We must further take into account the standard fact that the temperature of the atmosphere decreases with height at a rate of c. 6.5 °C per kilometer (on average), until the Stratosphere is attained (between 8 - 16 km above the surface) [we can assume for this purpose that the lapse rate is fixed by non-radiative energy fluxes]. If we then determine the temperature (and height) at the emission level of the infrared flux escaping into space, the surface temperature can be computed by increasing temperature at the rate of 6.5 °C per kilometer - the above-mentioned environmental lapse rate, reversed - until one reaches the surface. Thus, the more ‘opaque’ the atmosphere, the higher will be the emission level of the escaping infrared radiation, and, consequently, the warmer the surface, since the lapse rate will occupy a longer distance in the vertical.

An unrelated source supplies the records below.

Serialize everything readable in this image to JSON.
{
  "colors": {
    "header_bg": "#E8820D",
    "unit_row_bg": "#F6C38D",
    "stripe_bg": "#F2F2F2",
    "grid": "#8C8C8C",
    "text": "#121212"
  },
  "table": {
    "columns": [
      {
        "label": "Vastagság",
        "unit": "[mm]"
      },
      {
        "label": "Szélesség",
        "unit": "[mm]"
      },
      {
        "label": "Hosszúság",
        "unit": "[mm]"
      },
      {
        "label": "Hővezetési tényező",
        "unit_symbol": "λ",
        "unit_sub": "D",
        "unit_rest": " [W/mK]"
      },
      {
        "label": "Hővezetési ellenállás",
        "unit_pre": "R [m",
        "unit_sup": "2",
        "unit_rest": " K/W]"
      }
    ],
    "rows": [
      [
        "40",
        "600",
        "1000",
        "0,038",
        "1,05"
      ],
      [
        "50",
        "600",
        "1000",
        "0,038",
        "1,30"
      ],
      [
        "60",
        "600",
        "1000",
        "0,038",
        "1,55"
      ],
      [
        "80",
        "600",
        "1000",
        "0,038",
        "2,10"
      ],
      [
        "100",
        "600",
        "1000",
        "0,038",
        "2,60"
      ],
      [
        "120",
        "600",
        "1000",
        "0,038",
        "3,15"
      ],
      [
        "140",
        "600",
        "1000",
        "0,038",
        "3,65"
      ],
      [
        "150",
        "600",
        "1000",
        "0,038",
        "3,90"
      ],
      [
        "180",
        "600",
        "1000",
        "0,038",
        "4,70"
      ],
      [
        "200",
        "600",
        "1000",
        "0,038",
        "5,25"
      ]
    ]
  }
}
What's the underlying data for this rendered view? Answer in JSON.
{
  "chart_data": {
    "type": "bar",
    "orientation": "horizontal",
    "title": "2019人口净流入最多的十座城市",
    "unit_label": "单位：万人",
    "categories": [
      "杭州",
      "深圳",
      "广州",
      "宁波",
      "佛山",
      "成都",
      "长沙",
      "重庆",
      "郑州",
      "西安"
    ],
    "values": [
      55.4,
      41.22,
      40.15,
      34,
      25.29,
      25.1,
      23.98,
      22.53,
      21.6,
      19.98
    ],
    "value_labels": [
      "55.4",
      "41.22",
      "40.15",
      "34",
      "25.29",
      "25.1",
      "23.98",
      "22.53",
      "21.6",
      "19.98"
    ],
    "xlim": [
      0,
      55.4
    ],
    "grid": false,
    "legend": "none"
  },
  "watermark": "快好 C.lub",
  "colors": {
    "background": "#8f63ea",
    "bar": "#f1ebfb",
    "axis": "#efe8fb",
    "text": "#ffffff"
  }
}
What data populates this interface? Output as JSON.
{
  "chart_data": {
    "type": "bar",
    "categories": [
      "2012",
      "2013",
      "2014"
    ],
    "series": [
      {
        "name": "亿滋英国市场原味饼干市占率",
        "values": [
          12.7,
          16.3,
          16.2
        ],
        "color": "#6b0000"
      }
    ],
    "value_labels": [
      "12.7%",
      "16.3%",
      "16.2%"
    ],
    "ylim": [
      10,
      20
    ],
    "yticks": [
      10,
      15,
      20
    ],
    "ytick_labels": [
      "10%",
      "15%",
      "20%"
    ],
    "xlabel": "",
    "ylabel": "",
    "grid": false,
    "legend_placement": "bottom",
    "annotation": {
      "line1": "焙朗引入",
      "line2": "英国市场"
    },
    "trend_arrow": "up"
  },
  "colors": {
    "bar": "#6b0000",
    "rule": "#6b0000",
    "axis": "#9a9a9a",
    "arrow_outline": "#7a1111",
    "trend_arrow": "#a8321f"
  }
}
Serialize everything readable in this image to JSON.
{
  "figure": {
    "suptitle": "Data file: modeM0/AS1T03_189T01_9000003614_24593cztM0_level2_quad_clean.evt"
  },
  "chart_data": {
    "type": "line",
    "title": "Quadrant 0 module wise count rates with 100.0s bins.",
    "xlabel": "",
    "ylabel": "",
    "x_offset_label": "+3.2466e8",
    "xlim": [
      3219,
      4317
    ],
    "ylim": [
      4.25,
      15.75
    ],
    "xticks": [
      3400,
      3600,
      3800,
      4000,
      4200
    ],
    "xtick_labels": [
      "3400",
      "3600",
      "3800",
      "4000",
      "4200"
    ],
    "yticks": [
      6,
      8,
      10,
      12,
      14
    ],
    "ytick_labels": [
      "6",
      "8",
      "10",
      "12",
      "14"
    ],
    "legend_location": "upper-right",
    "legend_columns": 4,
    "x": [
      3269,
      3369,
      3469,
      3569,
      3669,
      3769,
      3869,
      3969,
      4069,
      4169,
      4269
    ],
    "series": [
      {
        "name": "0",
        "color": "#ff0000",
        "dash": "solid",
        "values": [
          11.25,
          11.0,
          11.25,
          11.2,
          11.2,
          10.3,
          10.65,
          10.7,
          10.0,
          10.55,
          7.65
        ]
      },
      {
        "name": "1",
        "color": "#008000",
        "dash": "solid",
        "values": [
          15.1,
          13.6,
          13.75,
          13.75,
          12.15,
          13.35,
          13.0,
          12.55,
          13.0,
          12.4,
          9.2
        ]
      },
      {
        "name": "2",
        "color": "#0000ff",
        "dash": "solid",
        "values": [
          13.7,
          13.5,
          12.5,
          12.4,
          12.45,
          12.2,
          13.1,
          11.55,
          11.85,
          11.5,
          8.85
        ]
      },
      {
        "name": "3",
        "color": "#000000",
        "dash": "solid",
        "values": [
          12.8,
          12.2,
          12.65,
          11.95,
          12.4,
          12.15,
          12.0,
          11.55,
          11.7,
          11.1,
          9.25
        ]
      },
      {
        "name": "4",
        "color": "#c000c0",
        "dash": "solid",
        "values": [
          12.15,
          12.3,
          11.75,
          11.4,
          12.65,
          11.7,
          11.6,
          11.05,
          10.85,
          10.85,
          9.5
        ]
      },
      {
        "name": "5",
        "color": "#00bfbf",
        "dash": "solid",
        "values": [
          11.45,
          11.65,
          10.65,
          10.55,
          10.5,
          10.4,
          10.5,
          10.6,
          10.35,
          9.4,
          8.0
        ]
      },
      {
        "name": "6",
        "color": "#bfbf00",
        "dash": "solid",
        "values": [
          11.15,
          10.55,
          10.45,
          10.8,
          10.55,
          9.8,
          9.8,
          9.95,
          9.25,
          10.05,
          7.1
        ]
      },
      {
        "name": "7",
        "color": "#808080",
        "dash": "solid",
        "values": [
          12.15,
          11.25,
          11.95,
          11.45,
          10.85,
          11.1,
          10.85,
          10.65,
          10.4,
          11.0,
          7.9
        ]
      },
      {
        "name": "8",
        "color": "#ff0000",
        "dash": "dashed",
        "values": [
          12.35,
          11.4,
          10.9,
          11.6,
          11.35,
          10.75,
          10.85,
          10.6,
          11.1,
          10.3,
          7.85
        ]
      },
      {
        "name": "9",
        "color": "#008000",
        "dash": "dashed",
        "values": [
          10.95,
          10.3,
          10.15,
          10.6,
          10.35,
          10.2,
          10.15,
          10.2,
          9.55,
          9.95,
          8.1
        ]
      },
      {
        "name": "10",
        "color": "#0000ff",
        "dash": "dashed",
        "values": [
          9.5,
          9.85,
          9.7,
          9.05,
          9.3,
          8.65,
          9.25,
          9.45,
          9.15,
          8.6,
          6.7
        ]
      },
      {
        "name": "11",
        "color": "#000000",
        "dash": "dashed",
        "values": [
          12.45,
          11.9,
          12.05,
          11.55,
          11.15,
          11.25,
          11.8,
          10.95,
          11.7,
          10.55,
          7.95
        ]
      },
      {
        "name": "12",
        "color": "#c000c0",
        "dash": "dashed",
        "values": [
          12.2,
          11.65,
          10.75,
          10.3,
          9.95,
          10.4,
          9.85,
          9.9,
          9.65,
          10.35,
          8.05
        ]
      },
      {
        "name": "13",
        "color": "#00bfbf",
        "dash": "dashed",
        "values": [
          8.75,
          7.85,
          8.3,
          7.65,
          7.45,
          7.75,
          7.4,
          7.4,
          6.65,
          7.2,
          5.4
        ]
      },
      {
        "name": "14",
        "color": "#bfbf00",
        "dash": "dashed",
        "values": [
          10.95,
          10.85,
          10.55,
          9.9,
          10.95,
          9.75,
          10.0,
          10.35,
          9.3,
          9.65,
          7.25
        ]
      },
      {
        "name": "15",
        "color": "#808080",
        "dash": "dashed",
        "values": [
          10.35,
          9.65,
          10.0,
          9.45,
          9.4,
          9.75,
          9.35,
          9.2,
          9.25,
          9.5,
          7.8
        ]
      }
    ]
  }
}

But, all this is going much farther than I need.


The point is ever so simple. The atmosphere - carbon dioxide, methane, whatever - does not function like a greenhouse in our gardens.


I must thus return to my initial question: “Why do we continue to propagate the nonsense of the ‘greenhouse’ analogy?” Unfortunately, I think we know the answer all too well.


But, more worryingly, if such fundamental scientific bunkum is allowed to flourish in science itself, in public reports, and in the media, surely we must begin to wonder what other rubbish is being tolerated and employed for propaganda purposes? What else is being ‘trapped’ by the emissions of bad science?


This is a Green gobbledygook too far.